Maka, kalau tidak sangat perlu sekali, saya tidak akan keluar rumah. Hal demikian juga saya ajarkan pada tiga anak. Sejak ‘belajar di rumah saja’, anak-anak mengisi waktunya dengan membahas tugas-tugas online yang diberikan gurunya, menonton televisi, atau bermain handphone – dengan waktu yang dibatasi. Bisa terjadi, ada kebosanan tersendiri mereka ‘terkurung’ sekian lama di rumah. Patut saya syukuri, sebelum pandemi Covid 19 pun, mereka termasuk “anak rumahan” dan tidak banyak tuntutan. Untuk mengusir kejenuhan, kami rekreasi bersama murah meriah saja.

Sadar tidak mungkin terus-menerus mengurung diri di rumah, kalau tidak terpaksa sekali, saya ‘membekali diri’ dengan menggunakan masker dan minum vitamin C setiap hari. Agar daya tahan tubuh prima. Sepulang dari pasar, saya segera mandi. Hal demikian juga dilakukan suami. Di pintu masuk rumah, disediakan hand-gel. Puji Tuhan, saya senang melihat teman-teman atau orang yang datang berbelanja ke rumah juga peduli kesehatan, termasuk jaga jarak dan gunakan masker. Kalau saya mengantar ke rumah pemesan jualan, tetap jaga jarak. Bahkan, saat menerima uang belanjaan teman, diletakkan dalam kantong plastik. Saya tidak banyak kontak langsung atau memegang uang, karena dianggap sebagai media yang rentan penularan.

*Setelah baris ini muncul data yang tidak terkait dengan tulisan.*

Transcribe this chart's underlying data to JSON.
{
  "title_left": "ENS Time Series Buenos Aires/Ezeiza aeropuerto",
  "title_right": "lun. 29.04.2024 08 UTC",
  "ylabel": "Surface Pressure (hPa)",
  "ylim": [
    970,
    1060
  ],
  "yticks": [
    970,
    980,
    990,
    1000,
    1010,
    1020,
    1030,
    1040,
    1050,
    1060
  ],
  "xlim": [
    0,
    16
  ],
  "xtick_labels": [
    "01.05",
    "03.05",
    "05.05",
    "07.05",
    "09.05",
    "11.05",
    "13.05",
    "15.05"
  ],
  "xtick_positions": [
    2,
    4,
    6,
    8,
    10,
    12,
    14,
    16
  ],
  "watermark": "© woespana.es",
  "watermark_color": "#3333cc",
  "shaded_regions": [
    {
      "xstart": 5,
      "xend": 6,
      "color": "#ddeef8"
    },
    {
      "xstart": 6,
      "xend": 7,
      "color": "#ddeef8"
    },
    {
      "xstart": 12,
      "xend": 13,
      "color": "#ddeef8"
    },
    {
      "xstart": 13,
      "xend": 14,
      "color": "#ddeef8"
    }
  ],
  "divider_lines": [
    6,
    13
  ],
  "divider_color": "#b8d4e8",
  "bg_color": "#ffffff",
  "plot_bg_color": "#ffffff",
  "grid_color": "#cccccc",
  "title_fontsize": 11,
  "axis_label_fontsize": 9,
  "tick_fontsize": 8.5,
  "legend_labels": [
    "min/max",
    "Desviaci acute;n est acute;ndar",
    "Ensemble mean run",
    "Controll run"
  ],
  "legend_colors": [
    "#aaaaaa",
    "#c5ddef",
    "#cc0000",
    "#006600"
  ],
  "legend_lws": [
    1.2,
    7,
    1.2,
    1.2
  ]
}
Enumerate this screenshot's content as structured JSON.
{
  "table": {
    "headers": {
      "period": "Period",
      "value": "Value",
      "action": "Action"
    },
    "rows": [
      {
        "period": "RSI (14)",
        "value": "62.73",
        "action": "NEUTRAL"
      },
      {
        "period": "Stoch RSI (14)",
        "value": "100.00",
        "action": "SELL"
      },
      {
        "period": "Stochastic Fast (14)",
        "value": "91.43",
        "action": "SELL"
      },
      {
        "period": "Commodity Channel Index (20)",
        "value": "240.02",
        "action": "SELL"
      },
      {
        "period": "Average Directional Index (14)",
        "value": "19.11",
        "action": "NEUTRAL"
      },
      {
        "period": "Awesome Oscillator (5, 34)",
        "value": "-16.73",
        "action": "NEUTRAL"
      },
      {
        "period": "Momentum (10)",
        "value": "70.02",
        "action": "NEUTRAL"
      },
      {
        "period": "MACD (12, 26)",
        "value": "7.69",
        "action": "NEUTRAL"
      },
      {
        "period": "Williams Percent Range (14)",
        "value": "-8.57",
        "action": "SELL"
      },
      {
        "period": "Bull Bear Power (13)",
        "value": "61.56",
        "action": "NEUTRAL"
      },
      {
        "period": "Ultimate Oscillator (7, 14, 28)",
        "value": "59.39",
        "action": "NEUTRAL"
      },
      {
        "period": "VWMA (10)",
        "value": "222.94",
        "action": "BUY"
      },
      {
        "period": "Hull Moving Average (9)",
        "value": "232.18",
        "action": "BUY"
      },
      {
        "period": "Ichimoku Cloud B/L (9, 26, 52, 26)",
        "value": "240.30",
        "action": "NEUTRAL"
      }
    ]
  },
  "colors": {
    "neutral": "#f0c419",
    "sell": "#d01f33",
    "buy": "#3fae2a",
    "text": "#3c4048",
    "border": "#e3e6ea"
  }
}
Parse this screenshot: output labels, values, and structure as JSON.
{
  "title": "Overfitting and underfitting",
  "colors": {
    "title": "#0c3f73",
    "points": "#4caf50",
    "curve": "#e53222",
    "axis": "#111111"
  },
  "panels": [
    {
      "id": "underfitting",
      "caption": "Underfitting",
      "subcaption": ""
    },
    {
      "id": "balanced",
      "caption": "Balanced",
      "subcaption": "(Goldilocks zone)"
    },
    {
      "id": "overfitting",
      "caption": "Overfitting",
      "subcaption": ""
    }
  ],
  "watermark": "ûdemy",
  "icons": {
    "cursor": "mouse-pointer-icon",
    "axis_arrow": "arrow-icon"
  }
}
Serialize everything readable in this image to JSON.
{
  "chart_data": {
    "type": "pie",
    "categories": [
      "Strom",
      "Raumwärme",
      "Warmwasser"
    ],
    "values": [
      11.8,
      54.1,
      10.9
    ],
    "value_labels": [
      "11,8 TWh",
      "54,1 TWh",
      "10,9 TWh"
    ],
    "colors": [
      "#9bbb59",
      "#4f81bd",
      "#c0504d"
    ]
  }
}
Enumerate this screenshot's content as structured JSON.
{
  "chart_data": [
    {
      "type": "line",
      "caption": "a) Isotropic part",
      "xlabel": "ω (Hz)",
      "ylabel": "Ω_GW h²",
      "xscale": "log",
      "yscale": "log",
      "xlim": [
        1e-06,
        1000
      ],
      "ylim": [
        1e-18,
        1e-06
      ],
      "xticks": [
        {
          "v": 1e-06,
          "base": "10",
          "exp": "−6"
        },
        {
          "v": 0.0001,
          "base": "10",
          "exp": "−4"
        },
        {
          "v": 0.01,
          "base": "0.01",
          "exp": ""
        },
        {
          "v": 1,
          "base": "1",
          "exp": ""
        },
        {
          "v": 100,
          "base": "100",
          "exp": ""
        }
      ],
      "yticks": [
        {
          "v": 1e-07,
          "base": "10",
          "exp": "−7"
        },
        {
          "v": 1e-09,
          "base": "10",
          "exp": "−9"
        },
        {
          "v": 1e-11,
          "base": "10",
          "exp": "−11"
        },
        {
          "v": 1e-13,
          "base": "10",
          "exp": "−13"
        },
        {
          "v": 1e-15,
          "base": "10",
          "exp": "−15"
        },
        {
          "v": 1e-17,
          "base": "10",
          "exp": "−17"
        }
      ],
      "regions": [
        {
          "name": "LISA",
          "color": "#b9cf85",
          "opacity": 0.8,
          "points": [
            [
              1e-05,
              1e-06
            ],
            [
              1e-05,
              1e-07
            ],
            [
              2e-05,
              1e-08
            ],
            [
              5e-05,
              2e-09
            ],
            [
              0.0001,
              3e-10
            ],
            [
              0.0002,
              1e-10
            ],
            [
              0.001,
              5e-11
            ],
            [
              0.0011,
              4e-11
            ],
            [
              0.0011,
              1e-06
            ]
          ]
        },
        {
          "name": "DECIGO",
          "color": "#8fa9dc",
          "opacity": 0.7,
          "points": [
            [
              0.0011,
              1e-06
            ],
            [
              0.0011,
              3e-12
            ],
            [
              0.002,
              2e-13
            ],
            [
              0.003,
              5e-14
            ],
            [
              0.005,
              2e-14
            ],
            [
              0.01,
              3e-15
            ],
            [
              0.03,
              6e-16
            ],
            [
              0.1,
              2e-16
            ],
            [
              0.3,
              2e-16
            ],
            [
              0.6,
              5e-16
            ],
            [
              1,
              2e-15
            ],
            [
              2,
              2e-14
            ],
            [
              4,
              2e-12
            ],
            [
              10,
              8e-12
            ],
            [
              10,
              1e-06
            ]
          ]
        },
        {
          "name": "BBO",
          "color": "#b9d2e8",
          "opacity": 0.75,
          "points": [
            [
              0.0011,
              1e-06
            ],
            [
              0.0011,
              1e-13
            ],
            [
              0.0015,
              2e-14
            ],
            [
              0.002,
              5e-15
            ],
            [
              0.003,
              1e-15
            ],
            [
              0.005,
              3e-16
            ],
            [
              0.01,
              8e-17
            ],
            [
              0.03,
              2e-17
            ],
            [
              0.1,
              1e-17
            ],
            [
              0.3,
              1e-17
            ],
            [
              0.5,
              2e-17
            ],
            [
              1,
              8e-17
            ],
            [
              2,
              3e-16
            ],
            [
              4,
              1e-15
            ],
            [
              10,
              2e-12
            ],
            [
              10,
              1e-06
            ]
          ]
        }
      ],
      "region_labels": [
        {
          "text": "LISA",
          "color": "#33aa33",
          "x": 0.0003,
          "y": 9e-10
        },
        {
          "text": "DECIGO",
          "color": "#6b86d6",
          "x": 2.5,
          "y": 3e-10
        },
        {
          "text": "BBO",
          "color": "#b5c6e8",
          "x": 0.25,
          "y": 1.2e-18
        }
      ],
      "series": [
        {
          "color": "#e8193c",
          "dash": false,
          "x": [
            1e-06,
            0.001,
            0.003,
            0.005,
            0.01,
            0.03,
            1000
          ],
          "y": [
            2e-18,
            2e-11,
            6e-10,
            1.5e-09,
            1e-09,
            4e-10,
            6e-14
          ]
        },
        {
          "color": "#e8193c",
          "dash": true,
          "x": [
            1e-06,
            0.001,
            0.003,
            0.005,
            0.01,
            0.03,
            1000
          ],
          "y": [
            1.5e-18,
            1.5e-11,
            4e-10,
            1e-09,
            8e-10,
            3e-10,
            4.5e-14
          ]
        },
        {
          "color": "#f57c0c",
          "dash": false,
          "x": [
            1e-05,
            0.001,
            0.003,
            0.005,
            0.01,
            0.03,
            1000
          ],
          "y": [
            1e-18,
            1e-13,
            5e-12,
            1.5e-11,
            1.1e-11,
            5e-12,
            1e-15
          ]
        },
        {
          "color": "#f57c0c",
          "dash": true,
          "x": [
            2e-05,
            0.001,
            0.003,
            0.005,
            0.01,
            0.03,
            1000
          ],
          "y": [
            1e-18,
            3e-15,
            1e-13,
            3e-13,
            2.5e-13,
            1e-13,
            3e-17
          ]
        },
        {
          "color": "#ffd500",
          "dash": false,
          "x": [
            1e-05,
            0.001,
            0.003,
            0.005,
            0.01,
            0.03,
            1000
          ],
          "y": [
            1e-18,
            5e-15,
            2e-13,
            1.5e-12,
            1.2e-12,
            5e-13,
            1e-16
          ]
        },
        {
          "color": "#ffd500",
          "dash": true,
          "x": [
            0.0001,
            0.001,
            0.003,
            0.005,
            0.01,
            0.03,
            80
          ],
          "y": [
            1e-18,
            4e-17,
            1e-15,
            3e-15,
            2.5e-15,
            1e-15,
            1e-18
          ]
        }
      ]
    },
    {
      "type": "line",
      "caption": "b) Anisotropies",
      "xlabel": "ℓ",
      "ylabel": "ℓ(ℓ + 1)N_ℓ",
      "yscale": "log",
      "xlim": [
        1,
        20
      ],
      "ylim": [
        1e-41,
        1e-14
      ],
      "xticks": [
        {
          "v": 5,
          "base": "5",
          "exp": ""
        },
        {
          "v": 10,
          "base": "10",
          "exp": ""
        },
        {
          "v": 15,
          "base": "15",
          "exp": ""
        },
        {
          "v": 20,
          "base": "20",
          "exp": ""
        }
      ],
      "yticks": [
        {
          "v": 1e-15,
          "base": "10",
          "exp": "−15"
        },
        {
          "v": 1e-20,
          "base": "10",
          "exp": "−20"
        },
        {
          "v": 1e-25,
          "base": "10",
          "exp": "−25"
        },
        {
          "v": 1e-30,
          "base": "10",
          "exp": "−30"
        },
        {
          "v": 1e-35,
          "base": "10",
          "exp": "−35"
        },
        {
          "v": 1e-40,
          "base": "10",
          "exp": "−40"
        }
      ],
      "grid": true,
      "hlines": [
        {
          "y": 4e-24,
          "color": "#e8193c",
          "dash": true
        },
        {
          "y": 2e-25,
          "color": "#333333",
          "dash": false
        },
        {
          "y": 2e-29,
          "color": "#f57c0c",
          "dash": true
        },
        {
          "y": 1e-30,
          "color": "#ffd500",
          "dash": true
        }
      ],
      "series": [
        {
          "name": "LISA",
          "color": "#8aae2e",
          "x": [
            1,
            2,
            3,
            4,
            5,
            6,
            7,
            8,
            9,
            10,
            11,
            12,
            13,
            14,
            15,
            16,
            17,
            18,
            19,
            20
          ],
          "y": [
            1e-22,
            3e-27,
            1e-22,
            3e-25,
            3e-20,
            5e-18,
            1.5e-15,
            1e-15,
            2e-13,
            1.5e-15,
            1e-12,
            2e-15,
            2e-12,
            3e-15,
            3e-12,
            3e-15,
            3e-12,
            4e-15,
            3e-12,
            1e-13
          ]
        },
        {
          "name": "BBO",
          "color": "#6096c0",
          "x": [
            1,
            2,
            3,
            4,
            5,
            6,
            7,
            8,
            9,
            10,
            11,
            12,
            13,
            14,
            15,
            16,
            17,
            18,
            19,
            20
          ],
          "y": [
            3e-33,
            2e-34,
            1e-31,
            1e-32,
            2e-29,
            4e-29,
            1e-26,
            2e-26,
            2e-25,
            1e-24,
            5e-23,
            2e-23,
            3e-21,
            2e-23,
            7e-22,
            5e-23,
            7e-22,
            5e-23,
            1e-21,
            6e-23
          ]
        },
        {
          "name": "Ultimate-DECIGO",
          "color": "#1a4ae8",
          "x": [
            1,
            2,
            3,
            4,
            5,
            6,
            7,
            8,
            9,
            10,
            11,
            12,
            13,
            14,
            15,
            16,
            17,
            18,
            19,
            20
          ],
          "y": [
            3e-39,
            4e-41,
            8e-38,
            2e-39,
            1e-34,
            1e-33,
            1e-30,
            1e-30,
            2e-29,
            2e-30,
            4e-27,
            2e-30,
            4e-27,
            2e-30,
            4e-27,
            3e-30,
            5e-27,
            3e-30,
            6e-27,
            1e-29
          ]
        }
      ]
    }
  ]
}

Meski telah empat bulan pandemi dan New Normal, namun jujur masih ada kekhawatiran saya penyebaran Covid 19. Saya sadari, kita tidak bisa hidup terus dalam kecemasan dan ketakutan, melainkan harus tetap bersemangat, berusaha, dan berdoa. Hidup ini berlanjut terus.  Tetapi, semua itu saya bawa dalam doa, karena saya yakin dan percaya Tuhanlah yang paling berkuasa.  Saya yakin, semuanya indah pada waktunya. Yang penting, saya telah berusaha memberikan yang terbaik untuk suami dan anak-anak. Saya prihatin dan sedih mendengar berita tentang sesama yang dinyatakan tertular positif Covid 19. Kota Padang akan terus berstatus Zona Merah. Aktivitas harian pun terganggu dan terbatas.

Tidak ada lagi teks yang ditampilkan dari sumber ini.